Some people say that demons don’t exist, that the mention of them in Scripture proves that the Scriptures are full of myth and folly, that they are certainly not worth believing. I disagree with this belief, but I will entertain it for a few moments as I write.
We have a woman who believes her young daughter has a demon. Her behavior is unexplainable by any other diagnosis known at the time of this mom’s living. But let’s just say that there is another explanation other than demon possession. It doesn’t change the truth of our text at all. This mother is desperate to find a cure for her daughter, and Jesus provides that cure, in an instant, from a distance, seemingly without any intervention other than His word to this desperate woman. Doesn’t this warrant a second look? Doesn’t this qualify as miraculous?
What medical or psychiatric cure can be done without any intervention, any interaction between practitioner and patient? None! And yet Jesus does this very thing. Maybe there is an explanation that fits better with these facts. The perfect fit is demon possession.
So let’s look at this woman. She is a non-Jew, a Greek by birth, not one of the chosen people. She was not chosen to bring the message of God’s care and provision to the world. That is what means to be a Jew, and she wasn’t one. So her background probably doesn’t know the Old Testament Scriptures.

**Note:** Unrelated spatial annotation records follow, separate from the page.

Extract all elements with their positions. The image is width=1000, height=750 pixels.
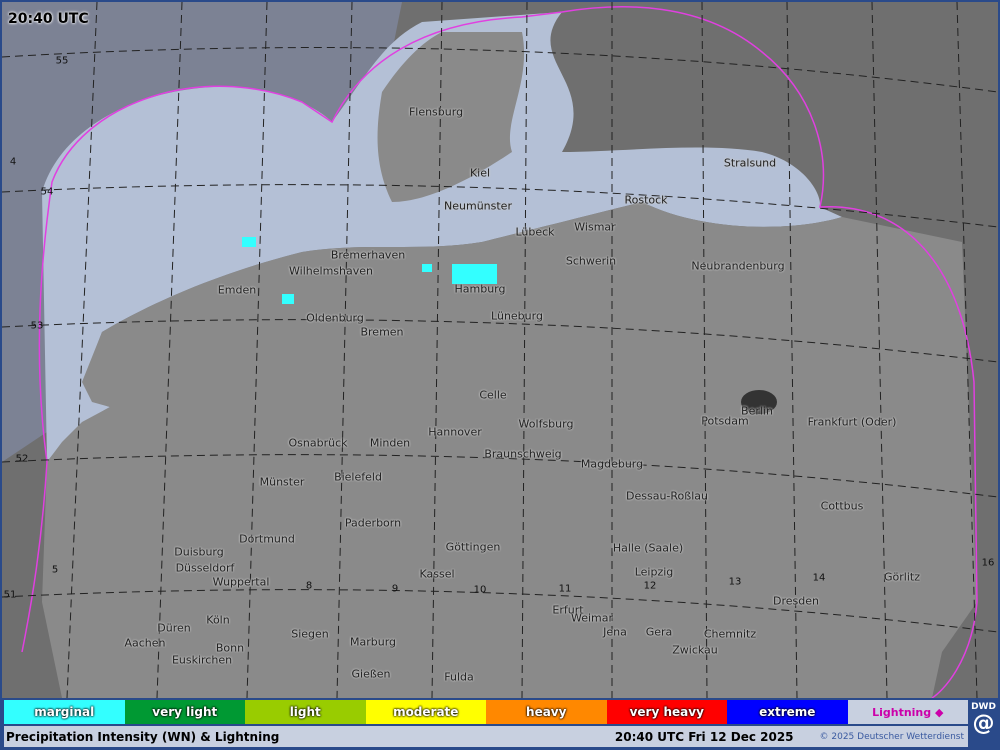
land-jutland	[377, 32, 525, 202]
legend-item: very heavy	[606, 700, 727, 724]
grid-coordinate-label: 53	[30, 320, 44, 332]
grid-coordinate-label: 51	[3, 589, 17, 601]
city-label: Bremen	[360, 325, 404, 339]
city-label: Wilhelmshaven	[289, 264, 373, 278]
city-label: Köln	[206, 613, 230, 627]
grid-coordinate-label: 11	[558, 583, 572, 595]
city-label: Chemnitz	[703, 627, 757, 641]
city-label: Aachen	[124, 636, 166, 650]
city-label: Kiel	[469, 166, 491, 180]
city-label: Cottbus	[820, 499, 864, 513]
city-label: Marburg	[349, 635, 397, 649]
grid-coordinate-label: 14	[812, 572, 826, 584]
city-label: Leipzig	[634, 565, 674, 579]
legend-item: Lightning ◆	[847, 700, 968, 724]
grid-coordinate-label: 8	[305, 580, 313, 592]
grid-coordinate-label: 9	[391, 583, 399, 595]
city-label: Münster	[259, 475, 305, 489]
land-inside	[42, 202, 977, 698]
city-label: Braunschweig	[484, 447, 562, 461]
legend-item: extreme	[727, 700, 848, 724]
grid-coordinate-label: 5	[51, 564, 59, 576]
city-label: Lübeck	[515, 225, 555, 239]
legend-item: heavy	[486, 700, 607, 724]
city-label: Rostock	[624, 193, 668, 207]
city-label: Schwerin	[565, 254, 617, 268]
radar-map[interactable]: 20:40 UTC Flensburg Kiel Neumünster Lübeck W…	[2, 2, 998, 698]
city-label: Paderborn	[344, 516, 402, 530]
city-label: Neumünster	[444, 199, 512, 213]
city-label: Jena	[603, 625, 627, 639]
city-label: Düren	[157, 621, 191, 635]
city-label: Dortmund	[239, 532, 295, 546]
city-label: Berlin	[741, 404, 773, 418]
grid-coordinate-label: 16	[981, 557, 995, 569]
legend-item: light	[245, 700, 366, 724]
city-label: Hannover	[428, 425, 482, 439]
city-label: Düsseldorf	[175, 561, 235, 575]
grid-coordinate-label: 52	[15, 453, 29, 465]
legend-item: marginal	[4, 700, 125, 724]
city-label: Zwickau	[672, 643, 718, 657]
city-label: Stralsund	[723, 156, 777, 170]
berlin-urban	[741, 390, 777, 414]
grid-coordinate-label: 10	[473, 584, 487, 596]
city-label: Celle	[479, 388, 507, 402]
city-label: Bielefeld	[334, 470, 382, 484]
city-label: Duisburg	[174, 545, 224, 559]
city-label: Lüneburg	[491, 309, 543, 323]
legend-item: moderate	[365, 700, 486, 724]
city-label: Dessau-Roßlau	[626, 489, 708, 503]
city-label: Erfurt	[552, 603, 584, 617]
city-label: Euskirchen	[171, 653, 233, 667]
product-title: Precipitation Intensity (WN) & Lightning	[6, 729, 280, 744]
radar-boundary	[21, 6, 978, 698]
city-label: Görlitz	[884, 570, 920, 584]
city-label: Hamburg	[454, 282, 506, 296]
legend-item: very light	[124, 700, 245, 724]
copyright: © 2025 Deutscher Wetterdienst	[819, 731, 964, 742]
city-label: Magdeburg	[580, 457, 644, 471]
grid-coordinate-label: 13	[728, 576, 742, 588]
city-label: Bonn	[215, 641, 245, 655]
city-label: Bremerhaven	[330, 248, 406, 262]
city-label: Wuppertal	[212, 575, 270, 589]
city-label: Siegen	[291, 627, 329, 641]
grid-coordinate-label: 54	[40, 186, 54, 198]
city-label: Göttingen	[445, 540, 501, 554]
map-graphics	[2, 2, 998, 698]
spiral-icon: @	[972, 711, 995, 736]
city-label: Gera	[645, 625, 673, 639]
city-label: Oldenburg	[306, 311, 364, 325]
grid-coordinate-label: 55	[55, 55, 69, 67]
city-label: Wismar	[574, 220, 616, 234]
city-label: Potsdam	[701, 414, 749, 428]
city-label: Frankfurt (Oder)	[807, 415, 897, 429]
grid-coordinate-label: 12	[643, 580, 657, 592]
map-time-label: 20:40 UTC	[8, 11, 89, 27]
city-label: Neubrandenburg	[691, 259, 785, 273]
intensity-legend: marginal very light light moderate heavy very…	[4, 700, 968, 724]
sea-north	[42, 12, 842, 462]
city-label: Weimar	[570, 611, 614, 625]
city-label: Fulda	[444, 670, 474, 684]
city-label: Gießen	[351, 667, 391, 681]
footer-bar: Precipitation Intensity (WN) & Lightning…	[4, 726, 968, 747]
datetime-label: 20:40 UTC Fri 12 Dec 2025	[614, 729, 794, 744]
city-label: Dresden	[773, 594, 819, 608]
logo-text: DWD	[971, 702, 996, 712]
city-label: Kassel	[419, 567, 455, 581]
precipitation-echoes	[242, 237, 497, 304]
grid-coordinate-label: 4	[9, 156, 17, 168]
city-label: Flensburg	[408, 105, 464, 119]
city-label: Minden	[369, 436, 411, 450]
city-label: Halle (Saale)	[612, 541, 684, 555]
city-label: Wolfsburg	[518, 417, 574, 431]
grid-lines	[2, 2, 998, 698]
dwd-logo: DWD @	[969, 700, 998, 747]
city-label: Emden	[217, 283, 257, 297]
city-label: Osnabrück	[288, 436, 348, 450]
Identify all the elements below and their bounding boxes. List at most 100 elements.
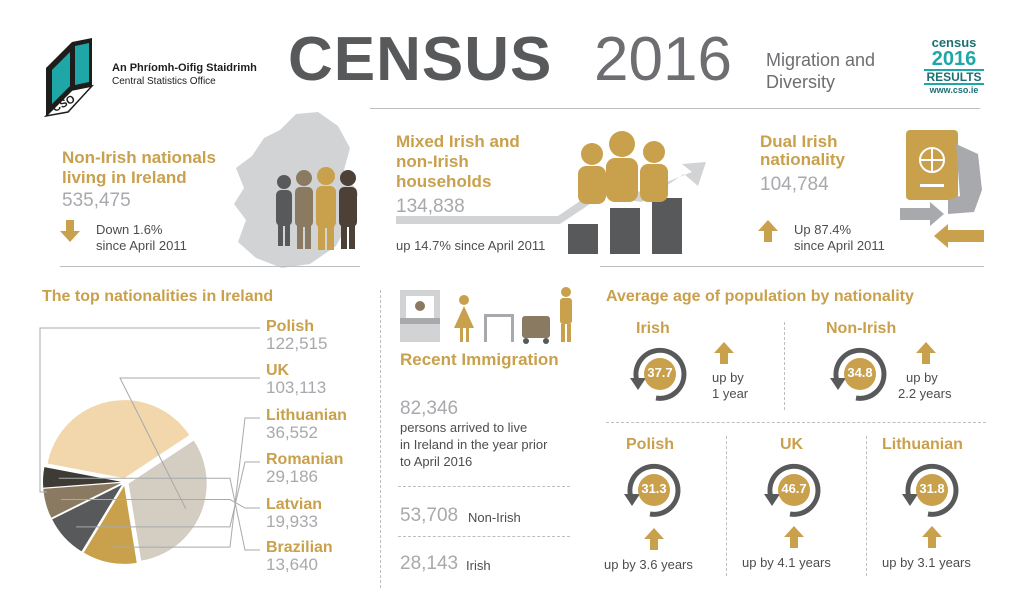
mixed-value: 134,838 — [396, 196, 465, 217]
nationality-name: Romanian — [266, 451, 344, 468]
arrow-down-icon — [60, 220, 80, 247]
non-irish-title-1: Non-Irish nationals — [62, 148, 216, 167]
age-change-uk: up by 4.1 years — [742, 555, 831, 570]
pie-slice-latvian — [43, 483, 122, 518]
census-results-badge: census 2016 RESULTS www.cso.ie — [924, 36, 984, 95]
passport-icon — [898, 130, 988, 250]
dual-change-1: Up 87.4% — [794, 222, 852, 237]
pie-leader-line — [61, 499, 260, 509]
dual-title-1: Dual Irish — [760, 132, 838, 151]
age-value: 37.7 — [647, 365, 673, 380]
divider — [380, 290, 381, 588]
pie-slice-romanian — [52, 484, 123, 552]
age-change-irish-2: 1 year — [712, 386, 749, 401]
immigration-illustration — [398, 286, 578, 346]
recent-non-irish-label: Non-Irish — [468, 510, 521, 525]
age-ring-non-irish: 34.8 — [826, 344, 890, 404]
recent-desc-1: persons arrived to live — [400, 420, 528, 435]
age-value: 46.7 — [781, 481, 807, 496]
nationality-value: 36,552 — [266, 423, 318, 442]
age-change-non-irish-1: up by — [906, 370, 938, 385]
nationalities-pie-chart — [39, 327, 260, 564]
pie-slice-uk — [128, 440, 207, 561]
arrow-up-icon — [922, 526, 942, 553]
pie-leader-line — [39, 327, 260, 493]
age-ring-uk: 46.7 — [760, 460, 824, 520]
arrow-up-icon — [644, 528, 664, 555]
nationality-name: Polish — [266, 318, 315, 335]
age-change-irish-1: up by — [712, 370, 744, 385]
pie-leader-line — [76, 461, 260, 528]
nationality-name: UK — [266, 362, 290, 379]
pie-slice-brazilian — [43, 467, 122, 488]
arrow-up-icon — [916, 342, 936, 369]
pie-leader-line — [58, 477, 260, 551]
dual-change-2: since April 2011 — [794, 238, 885, 253]
non-irish-change-1: Down 1.6% — [96, 222, 163, 237]
divider — [370, 108, 980, 109]
subtitle-line1: Migration and — [766, 50, 876, 70]
age-name-non-irish: Non-Irish — [826, 320, 897, 337]
arrow-up-icon — [714, 342, 734, 369]
divider — [866, 436, 867, 576]
people-group-icon — [270, 166, 365, 252]
pie-leader-line — [112, 417, 260, 548]
age-name-polish: Polish — [626, 436, 675, 453]
age-value: 31.3 — [641, 481, 667, 496]
nationality-value: 122,515 — [266, 334, 328, 353]
nationality-value: 29,186 — [266, 467, 318, 486]
nationality-name: Latvian — [266, 496, 323, 513]
pie-leader-line — [119, 377, 260, 509]
badge-line2: 2016 — [931, 48, 977, 70]
recent-desc-2: in Ireland in the year prior — [400, 437, 548, 452]
dual-value: 104,784 — [760, 174, 829, 195]
nationality-value: 13,640 — [266, 555, 318, 574]
age-value: 31.8 — [919, 481, 945, 496]
org-name-irish: An Phríomh-Oifig Staidrimh — [112, 62, 257, 74]
pie-slice-polish — [47, 400, 190, 479]
arrow-up-icon — [758, 220, 778, 247]
nationality-name: Brazilian — [266, 539, 333, 556]
page-title-bold: CENSUS — [288, 25, 553, 94]
mixed-title-1: Mixed Irish and — [396, 132, 520, 151]
non-irish-change-2: since April 2011 — [96, 238, 187, 253]
badge-line1: census — [931, 35, 977, 50]
divider — [600, 266, 984, 267]
age-value: 34.8 — [847, 365, 873, 380]
recent-non-irish-value: 53,708 — [400, 505, 459, 526]
subtitle-line2: Diversity — [766, 72, 836, 92]
badge-line3: RESULTS — [924, 69, 984, 85]
org-name-english: Central Statistics Office — [112, 76, 216, 87]
cso-logo: CSO — [42, 38, 104, 118]
nationality-value: 103,113 — [266, 378, 327, 397]
age-change-lithuanian: up by 3.1 years — [882, 555, 971, 570]
non-irish-value: 535,475 — [62, 190, 131, 211]
non-irish-title-2: living in Ireland — [62, 168, 187, 187]
nationality-value: 19,933 — [266, 512, 318, 531]
age-name-lithuanian: Lithuanian — [882, 436, 963, 453]
avg-age-heading: Average age of population by nationality — [606, 288, 914, 305]
recent-desc-3: to April 2016 — [400, 454, 473, 469]
nationality-name: Lithuanian — [266, 407, 347, 424]
age-ring-polish: 31.3 — [620, 460, 684, 520]
mixed-title-3: households — [396, 172, 492, 191]
divider — [398, 536, 570, 537]
divider — [60, 266, 360, 267]
divider — [398, 486, 570, 487]
age-change-non-irish-2: 2.2 years — [898, 386, 952, 401]
top-nationalities-heading: The top nationalities in Ireland — [42, 288, 274, 305]
mixed-title-2: non-Irish — [396, 152, 469, 171]
mixed-change: up 14.7% since April 2011 — [396, 238, 546, 253]
dual-title-2: nationality — [760, 150, 846, 169]
pie-slice-lithuanian — [83, 485, 137, 564]
divider — [784, 322, 785, 410]
age-change-polish: up by 3.6 years — [604, 557, 693, 572]
age-name-uk: UK — [780, 436, 804, 453]
badge-line4: www.cso.ie — [929, 85, 979, 95]
divider — [726, 436, 727, 576]
recent-immigration-heading: Recent Immigration — [400, 350, 559, 369]
rising-chart-illustration — [392, 116, 722, 256]
age-name-irish: Irish — [636, 320, 670, 337]
page-title-year: 2016 — [594, 25, 732, 94]
age-ring-lithuanian: 31.8 — [898, 460, 962, 520]
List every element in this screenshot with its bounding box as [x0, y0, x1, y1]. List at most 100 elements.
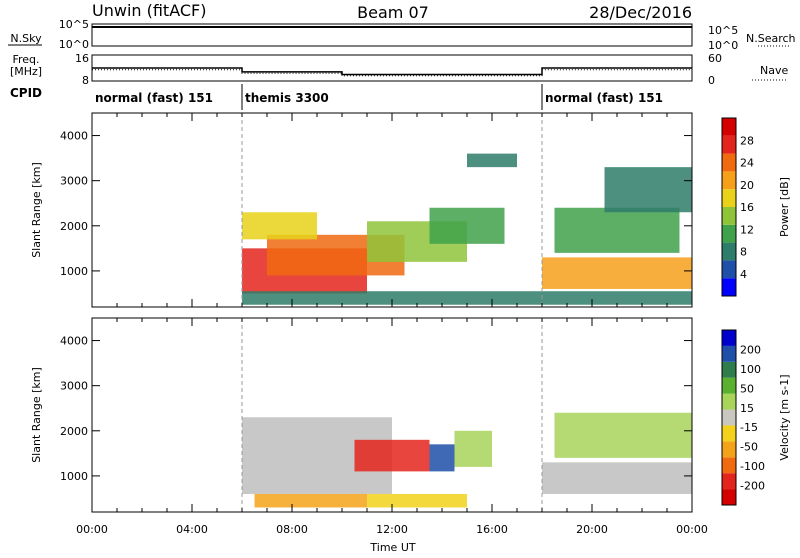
cpid-mode-label: themis 3300 — [245, 91, 329, 105]
nave-line — [92, 69, 692, 77]
colorbar-tick-label: 8 — [740, 246, 747, 259]
nsearch-label: N.Search — [746, 32, 796, 45]
noise-tick-high-right: 10^5 — [708, 24, 738, 37]
x-tick-label: 12:00 — [376, 523, 408, 536]
beam-title: Beam 07 — [357, 3, 429, 22]
colorbar-tick-label: 28 — [740, 134, 754, 147]
colorbar-frame — [721, 117, 737, 297]
colorbar-swatch — [722, 260, 736, 279]
noise-tick-low-right: 10^0 — [708, 39, 738, 52]
power-region — [542, 257, 692, 289]
colorbar-swatch — [722, 361, 736, 378]
freq-series-lines — [92, 67, 692, 77]
x-tick-label: 20:00 — [576, 523, 608, 536]
noise-tick-high-left: 10^5 — [59, 18, 89, 31]
power-region — [467, 153, 517, 168]
noise-strip-frame — [91, 23, 693, 47]
colorbar-tick-label: 50 — [740, 382, 754, 395]
nave-label: Nave — [760, 64, 788, 77]
velocity-panel: 1000 2000 3000 4000 Slant Range [km] — [30, 317, 693, 513]
colorbar-swatch — [722, 345, 736, 362]
colorbar-swatch — [722, 473, 736, 490]
power-region — [242, 212, 317, 240]
colorbar-swatch — [722, 118, 736, 136]
freq-unit-label: [MHz] — [10, 65, 42, 78]
x-tick-label: 00:00 — [76, 523, 108, 536]
power-region — [604, 167, 692, 213]
colorbar-swatch — [722, 171, 736, 190]
velocity-region — [367, 493, 467, 508]
velocity-region — [429, 444, 455, 472]
power-region — [242, 291, 692, 305]
velocity-region — [354, 439, 430, 472]
power-region — [554, 207, 680, 253]
velocity-colorbar: 200 100 50 15 -15 -50 -100 -200 Velocity [m s-1] — [721, 329, 791, 506]
colorbar-tick-label: 20 — [740, 179, 754, 192]
colorbar-swatch — [722, 425, 736, 442]
colorbar-swatch — [722, 207, 736, 225]
station-title: Unwin (fitACF) — [92, 1, 206, 20]
y-tick-label: 4000 — [60, 335, 88, 348]
colorbar-swatch — [722, 377, 736, 394]
colorbar-tick-label: 12 — [740, 223, 754, 236]
colorbar-frame — [721, 329, 737, 506]
colorbar-swatch — [722, 330, 736, 346]
velocity-region — [554, 412, 692, 458]
power-colorbar: 28 24 20 16 12 8 4 Power [dB] — [721, 117, 791, 297]
colorbar-swatch — [722, 457, 736, 474]
colorbar-swatch — [722, 409, 736, 426]
colorbar-swatch — [722, 189, 736, 207]
nsky-label: N.Sky — [10, 32, 42, 45]
time-axis: 00:00 04:00 08:00 12:00 16:00 20:00 00:00 — [76, 523, 708, 536]
x-tick-label: 00:00 — [676, 523, 708, 536]
colorbar-swatch — [722, 224, 736, 243]
colorbar-tick-label: 4 — [740, 268, 747, 281]
nave-tick-high: 60 — [708, 52, 722, 65]
x-tick-label: 08:00 — [276, 523, 308, 536]
cpid-modes: normal (fast) 151 themis 3300 normal (fast… — [95, 84, 663, 110]
colorbar-swatch — [722, 278, 736, 296]
colorbar-swatch — [722, 441, 736, 458]
colorbar-tick-label: -100 — [740, 460, 765, 473]
velocity-region — [254, 493, 367, 508]
power-region — [429, 207, 505, 244]
cpid-mode-label: normal (fast) 151 — [545, 91, 663, 105]
x-axis-label: Time UT — [369, 541, 415, 554]
colorbar-tick-label: 100 — [740, 363, 761, 376]
y-tick-label: 3000 — [60, 175, 88, 188]
freq-tick-high: 16 — [75, 52, 89, 65]
colorbar-label: Power [dB] — [778, 177, 791, 237]
cpid-mode-label: normal (fast) 151 — [95, 91, 213, 105]
cpid-label: CPID — [10, 86, 42, 100]
y-tick-label: 3000 — [60, 380, 88, 393]
colorbar-swatch — [722, 489, 736, 505]
nave-tick-low: 0 — [708, 74, 715, 87]
freq-label: Freq. — [12, 53, 39, 66]
velocity-ylabel: Slant Range [km] — [30, 367, 43, 463]
colorbar-label: Velocity [m s-1] — [778, 374, 791, 460]
colorbar-tick-label: 24 — [740, 157, 754, 170]
colorbar-tick-label: -15 — [740, 421, 758, 434]
colorbar-tick-label: -200 — [740, 480, 765, 493]
x-tick-label: 16:00 — [476, 523, 508, 536]
y-tick-label: 2000 — [60, 220, 88, 233]
colorbar-tick-label: -50 — [740, 441, 758, 454]
velocity-region — [454, 430, 492, 467]
y-tick-label: 2000 — [60, 425, 88, 438]
colorbar-tick-label: 15 — [740, 402, 754, 415]
y-tick-label: 1000 — [60, 265, 88, 278]
power-ylabel: Slant Range [km] — [30, 162, 43, 258]
colorbar-tick-label: 200 — [740, 343, 761, 356]
velocity-region — [542, 462, 692, 494]
colorbar-swatch — [722, 153, 736, 172]
power-panel: 1000 2000 3000 4000 Slant Range [km] — [30, 112, 693, 308]
noise-tick-low-left: 10^0 — [59, 38, 89, 51]
y-tick-label: 1000 — [60, 470, 88, 483]
freq-line — [92, 67, 692, 76]
freq-tick-low: 8 — [82, 74, 89, 87]
colorbar-swatch — [722, 135, 736, 154]
colorbar-swatch — [722, 393, 736, 410]
date-title: 28/Dec/2016 — [589, 3, 692, 22]
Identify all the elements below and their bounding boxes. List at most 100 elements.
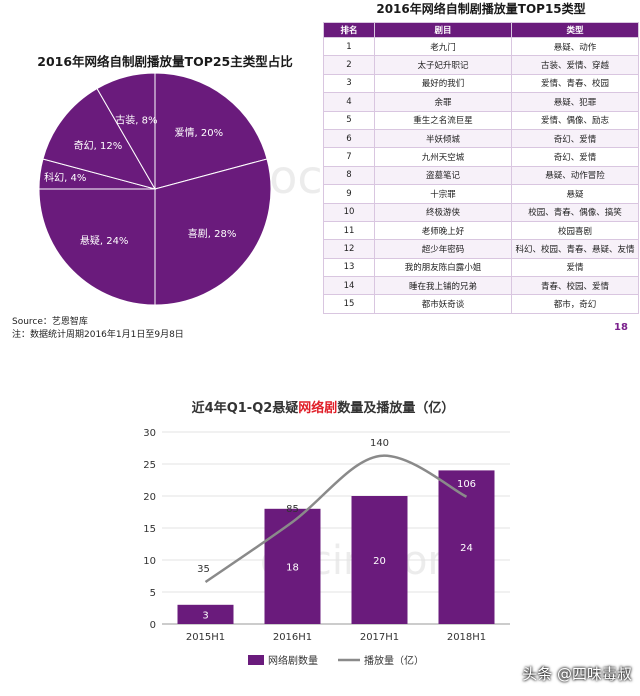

She probably hasn’t heard any Sunday School lessons about Moses or Jonah and the whale. She might have heard small bits about what Jews believe, but would not have had the full picture, kind of like hearing what the Amish believe. We know bits and pieces, what we pick up from movies and seeing pictures of the buggies and the distinctive clothing, but not the substance of their beliefs.
It also seems as if she is displaced. She was born outside the immediate area. We don’t know the exact location, but we know it wasn’t in the territory that Jesus has travelled. If she were born in Tyre where Jesus is, they would have just said that. But the distinction places her outside the normal bounds of Israel. Her native language was probably not Hebrew, but one of the other Semitic languages. It states she was Greek, so perhaps she spoke Greek as well.
I wonder if she has had to flee her birthplace because of some tragedy. No mention of her husband. No mention of relatives. It sounds as if she was in witness protection or hiding from domestic violence. (Just speculating.)
And yet she hears about Jesus and she seeks Him out. Her desperation drives her to look beyond her normal resources, since they have failed. And yet, she begs Jesus. We don’t beg from equals. We beg from someone who has more power, more authority. When was the last time you begged?